Aside: Language-Specific Synchronization

C

Well, they provide functions and structs for synchronization! Beyond that, though...

C++

Lock guards! In the destructor of a lock guard, it releases the associated lock. This allows for, e.g.

#include <mutex>

std::mutex lock;

void some_func() {
	std::lock_guard<std::mutex> lg(lock);
	
	...
	
	return;
	
	// mutex released here, after the function returns
}

Python

The with keyword. e.g.,

import threading

lock = threading.Lock();
with lock: # automatically calls acquire()
	...
# automatically releases once `with` statement is done

Java

The synchronized keyword. Every Java object has an associated lock.
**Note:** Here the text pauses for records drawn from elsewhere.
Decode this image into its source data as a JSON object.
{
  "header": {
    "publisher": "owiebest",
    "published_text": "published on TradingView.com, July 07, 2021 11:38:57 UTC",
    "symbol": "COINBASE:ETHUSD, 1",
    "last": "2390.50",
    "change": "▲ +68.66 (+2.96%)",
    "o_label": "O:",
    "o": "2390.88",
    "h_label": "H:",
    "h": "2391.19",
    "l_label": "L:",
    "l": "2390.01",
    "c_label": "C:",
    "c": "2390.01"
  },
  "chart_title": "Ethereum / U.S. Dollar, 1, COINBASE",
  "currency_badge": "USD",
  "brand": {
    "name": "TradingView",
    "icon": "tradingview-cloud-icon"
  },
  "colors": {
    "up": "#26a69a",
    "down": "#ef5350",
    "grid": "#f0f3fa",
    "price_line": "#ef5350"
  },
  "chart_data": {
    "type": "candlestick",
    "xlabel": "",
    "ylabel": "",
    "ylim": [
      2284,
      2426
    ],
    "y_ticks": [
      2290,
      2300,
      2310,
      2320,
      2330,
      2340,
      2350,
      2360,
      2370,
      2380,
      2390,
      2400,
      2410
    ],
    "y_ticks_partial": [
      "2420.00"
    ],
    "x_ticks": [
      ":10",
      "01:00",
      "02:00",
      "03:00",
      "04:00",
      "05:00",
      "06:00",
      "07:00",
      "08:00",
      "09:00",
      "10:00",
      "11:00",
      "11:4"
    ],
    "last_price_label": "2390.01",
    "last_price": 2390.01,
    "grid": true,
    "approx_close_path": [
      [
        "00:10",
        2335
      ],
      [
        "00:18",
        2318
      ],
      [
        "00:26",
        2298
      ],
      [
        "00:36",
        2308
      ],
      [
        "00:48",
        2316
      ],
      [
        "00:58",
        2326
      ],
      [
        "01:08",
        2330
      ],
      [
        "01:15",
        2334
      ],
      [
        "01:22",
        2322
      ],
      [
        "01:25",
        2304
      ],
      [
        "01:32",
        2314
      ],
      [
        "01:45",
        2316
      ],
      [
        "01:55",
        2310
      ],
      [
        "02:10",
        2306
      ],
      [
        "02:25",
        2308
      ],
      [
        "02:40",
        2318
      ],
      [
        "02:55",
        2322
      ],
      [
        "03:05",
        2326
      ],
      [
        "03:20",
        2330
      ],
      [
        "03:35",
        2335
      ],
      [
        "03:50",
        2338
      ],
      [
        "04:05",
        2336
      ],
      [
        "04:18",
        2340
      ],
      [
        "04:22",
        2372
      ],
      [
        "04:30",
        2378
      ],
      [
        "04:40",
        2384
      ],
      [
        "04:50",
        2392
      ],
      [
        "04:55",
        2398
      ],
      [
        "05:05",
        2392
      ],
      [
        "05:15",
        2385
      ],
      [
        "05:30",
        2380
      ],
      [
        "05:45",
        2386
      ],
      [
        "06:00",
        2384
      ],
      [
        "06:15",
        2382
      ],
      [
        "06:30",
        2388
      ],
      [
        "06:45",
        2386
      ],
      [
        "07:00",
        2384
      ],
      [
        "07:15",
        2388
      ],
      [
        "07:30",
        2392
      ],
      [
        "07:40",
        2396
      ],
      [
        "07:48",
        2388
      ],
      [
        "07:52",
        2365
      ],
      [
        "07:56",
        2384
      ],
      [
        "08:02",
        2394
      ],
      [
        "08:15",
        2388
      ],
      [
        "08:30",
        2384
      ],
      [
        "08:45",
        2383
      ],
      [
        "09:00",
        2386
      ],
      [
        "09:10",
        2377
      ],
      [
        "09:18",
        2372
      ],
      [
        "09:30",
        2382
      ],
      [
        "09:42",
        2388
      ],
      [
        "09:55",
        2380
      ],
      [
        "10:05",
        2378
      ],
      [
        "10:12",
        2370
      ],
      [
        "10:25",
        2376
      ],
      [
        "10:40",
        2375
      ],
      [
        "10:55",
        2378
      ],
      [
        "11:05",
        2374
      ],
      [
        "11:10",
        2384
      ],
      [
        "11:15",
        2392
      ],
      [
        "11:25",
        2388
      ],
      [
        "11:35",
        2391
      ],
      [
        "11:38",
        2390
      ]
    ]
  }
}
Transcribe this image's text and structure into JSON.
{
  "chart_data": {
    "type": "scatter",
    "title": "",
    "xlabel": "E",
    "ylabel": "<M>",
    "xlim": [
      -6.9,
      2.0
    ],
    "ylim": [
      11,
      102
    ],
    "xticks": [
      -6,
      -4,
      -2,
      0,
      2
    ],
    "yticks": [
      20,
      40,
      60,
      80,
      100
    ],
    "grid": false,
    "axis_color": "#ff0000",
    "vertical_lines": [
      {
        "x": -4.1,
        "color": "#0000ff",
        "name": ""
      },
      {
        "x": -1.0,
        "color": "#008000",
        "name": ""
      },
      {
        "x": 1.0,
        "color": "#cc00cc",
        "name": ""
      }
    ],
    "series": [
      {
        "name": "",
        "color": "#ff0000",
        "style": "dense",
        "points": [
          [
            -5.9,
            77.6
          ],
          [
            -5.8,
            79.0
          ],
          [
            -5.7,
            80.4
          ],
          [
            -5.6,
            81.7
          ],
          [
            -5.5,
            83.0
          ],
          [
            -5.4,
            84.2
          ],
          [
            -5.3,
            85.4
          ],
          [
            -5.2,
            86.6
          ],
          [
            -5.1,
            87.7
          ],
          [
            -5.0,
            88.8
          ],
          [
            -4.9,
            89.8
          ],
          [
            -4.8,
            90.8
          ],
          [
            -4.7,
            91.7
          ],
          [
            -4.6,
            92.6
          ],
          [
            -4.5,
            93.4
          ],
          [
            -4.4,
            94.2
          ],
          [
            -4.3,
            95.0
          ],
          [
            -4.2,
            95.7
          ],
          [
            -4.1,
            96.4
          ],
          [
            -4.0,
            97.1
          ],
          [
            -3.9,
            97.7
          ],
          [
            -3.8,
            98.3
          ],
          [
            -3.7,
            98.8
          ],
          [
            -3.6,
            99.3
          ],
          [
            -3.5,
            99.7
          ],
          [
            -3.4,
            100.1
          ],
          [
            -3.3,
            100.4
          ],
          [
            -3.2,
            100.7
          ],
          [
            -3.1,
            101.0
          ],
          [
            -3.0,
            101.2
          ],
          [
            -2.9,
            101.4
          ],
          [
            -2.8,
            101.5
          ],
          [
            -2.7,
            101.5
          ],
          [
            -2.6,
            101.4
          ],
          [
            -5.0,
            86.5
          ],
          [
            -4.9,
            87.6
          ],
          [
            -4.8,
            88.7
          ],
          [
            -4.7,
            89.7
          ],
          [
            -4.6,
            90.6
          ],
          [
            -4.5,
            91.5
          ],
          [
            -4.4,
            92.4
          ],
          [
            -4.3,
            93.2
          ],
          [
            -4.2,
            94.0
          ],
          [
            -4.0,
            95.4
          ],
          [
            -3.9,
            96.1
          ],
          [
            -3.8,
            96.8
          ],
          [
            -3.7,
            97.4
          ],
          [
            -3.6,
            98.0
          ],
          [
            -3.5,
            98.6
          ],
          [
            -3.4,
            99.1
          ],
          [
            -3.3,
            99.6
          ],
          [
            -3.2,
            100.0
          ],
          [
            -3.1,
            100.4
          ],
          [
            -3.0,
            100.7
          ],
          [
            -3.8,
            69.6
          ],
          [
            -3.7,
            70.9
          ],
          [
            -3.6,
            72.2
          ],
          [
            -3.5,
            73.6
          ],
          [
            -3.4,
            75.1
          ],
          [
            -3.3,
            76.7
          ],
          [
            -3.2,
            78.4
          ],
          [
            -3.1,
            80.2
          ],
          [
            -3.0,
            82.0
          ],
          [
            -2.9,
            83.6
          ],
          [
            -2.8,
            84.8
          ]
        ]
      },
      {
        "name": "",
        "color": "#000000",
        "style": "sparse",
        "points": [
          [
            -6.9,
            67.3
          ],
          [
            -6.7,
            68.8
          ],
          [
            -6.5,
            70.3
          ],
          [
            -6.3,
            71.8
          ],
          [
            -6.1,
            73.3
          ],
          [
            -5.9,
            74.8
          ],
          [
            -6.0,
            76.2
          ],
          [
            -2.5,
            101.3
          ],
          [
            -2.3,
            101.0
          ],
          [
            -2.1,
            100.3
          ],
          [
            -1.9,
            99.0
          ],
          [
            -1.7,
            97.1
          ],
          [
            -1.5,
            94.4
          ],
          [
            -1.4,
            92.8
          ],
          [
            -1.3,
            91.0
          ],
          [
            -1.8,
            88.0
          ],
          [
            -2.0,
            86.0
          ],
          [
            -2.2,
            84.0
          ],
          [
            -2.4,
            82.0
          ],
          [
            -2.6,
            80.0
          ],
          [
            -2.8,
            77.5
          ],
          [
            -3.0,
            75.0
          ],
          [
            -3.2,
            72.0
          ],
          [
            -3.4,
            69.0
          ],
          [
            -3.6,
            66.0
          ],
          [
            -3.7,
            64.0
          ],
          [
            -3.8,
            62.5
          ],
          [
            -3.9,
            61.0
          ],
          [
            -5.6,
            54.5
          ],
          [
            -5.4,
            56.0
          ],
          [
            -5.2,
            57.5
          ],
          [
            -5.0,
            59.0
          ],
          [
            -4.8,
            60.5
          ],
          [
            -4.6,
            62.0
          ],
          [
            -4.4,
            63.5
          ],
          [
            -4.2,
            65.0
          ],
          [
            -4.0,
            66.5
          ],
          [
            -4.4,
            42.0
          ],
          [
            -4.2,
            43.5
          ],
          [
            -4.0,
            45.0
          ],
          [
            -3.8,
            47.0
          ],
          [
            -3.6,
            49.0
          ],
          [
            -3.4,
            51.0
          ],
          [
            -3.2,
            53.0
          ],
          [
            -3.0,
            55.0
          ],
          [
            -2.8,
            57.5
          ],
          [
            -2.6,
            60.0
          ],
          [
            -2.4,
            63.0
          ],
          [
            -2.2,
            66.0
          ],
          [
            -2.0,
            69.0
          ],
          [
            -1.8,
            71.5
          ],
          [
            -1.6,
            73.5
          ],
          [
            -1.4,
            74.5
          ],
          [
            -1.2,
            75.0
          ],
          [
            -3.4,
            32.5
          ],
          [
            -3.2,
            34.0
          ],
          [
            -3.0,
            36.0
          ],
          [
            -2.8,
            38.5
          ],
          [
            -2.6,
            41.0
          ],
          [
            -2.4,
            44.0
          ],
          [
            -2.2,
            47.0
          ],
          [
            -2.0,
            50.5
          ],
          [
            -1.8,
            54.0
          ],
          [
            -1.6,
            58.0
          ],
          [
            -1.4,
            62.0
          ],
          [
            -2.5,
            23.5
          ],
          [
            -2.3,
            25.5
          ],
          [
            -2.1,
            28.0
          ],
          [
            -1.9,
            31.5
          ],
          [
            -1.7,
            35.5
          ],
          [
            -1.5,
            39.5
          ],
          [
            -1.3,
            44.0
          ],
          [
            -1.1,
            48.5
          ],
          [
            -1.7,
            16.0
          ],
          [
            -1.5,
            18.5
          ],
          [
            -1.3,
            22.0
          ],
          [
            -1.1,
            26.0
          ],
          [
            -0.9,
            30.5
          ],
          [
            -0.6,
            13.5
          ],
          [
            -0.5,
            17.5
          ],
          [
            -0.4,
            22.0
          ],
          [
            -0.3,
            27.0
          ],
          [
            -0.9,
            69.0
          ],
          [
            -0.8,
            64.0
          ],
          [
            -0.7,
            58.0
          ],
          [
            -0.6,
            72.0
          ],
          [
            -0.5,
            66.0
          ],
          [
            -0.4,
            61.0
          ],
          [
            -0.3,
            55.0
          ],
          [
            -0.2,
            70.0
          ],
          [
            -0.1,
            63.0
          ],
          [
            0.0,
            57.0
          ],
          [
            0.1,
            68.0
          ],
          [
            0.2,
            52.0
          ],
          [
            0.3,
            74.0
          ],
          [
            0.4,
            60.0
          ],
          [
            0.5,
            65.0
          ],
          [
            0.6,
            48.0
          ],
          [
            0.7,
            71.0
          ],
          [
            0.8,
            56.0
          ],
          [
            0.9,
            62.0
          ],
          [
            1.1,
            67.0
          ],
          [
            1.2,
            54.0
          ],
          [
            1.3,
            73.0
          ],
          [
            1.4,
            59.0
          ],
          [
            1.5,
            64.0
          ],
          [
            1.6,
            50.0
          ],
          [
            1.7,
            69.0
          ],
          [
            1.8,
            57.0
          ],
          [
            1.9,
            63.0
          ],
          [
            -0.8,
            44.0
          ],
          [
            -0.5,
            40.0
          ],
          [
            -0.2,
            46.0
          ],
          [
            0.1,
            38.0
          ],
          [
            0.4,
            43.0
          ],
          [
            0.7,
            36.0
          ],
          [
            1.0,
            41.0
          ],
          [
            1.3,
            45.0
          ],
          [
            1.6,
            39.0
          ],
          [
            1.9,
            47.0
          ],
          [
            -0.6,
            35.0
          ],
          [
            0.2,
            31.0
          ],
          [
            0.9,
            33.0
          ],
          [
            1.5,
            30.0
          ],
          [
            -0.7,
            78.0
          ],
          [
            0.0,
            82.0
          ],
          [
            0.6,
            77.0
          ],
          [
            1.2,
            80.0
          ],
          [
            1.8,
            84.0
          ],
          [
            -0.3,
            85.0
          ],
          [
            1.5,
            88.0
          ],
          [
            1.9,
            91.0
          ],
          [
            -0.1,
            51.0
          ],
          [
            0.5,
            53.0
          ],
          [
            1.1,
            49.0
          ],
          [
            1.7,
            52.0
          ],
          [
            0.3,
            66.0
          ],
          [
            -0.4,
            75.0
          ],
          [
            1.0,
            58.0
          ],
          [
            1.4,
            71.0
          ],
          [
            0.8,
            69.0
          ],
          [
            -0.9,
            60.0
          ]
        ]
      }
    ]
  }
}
Lock is acquired on entry into and released on exit from each synchronized method. If an exception occurs in the method, it is automatically released.

Java also has support for monitors—every synchronized object has a condition variable associated with it. For waiting, there is void wait() and void wait(long timeout). For signaling, there is void notify() and void notifyAll().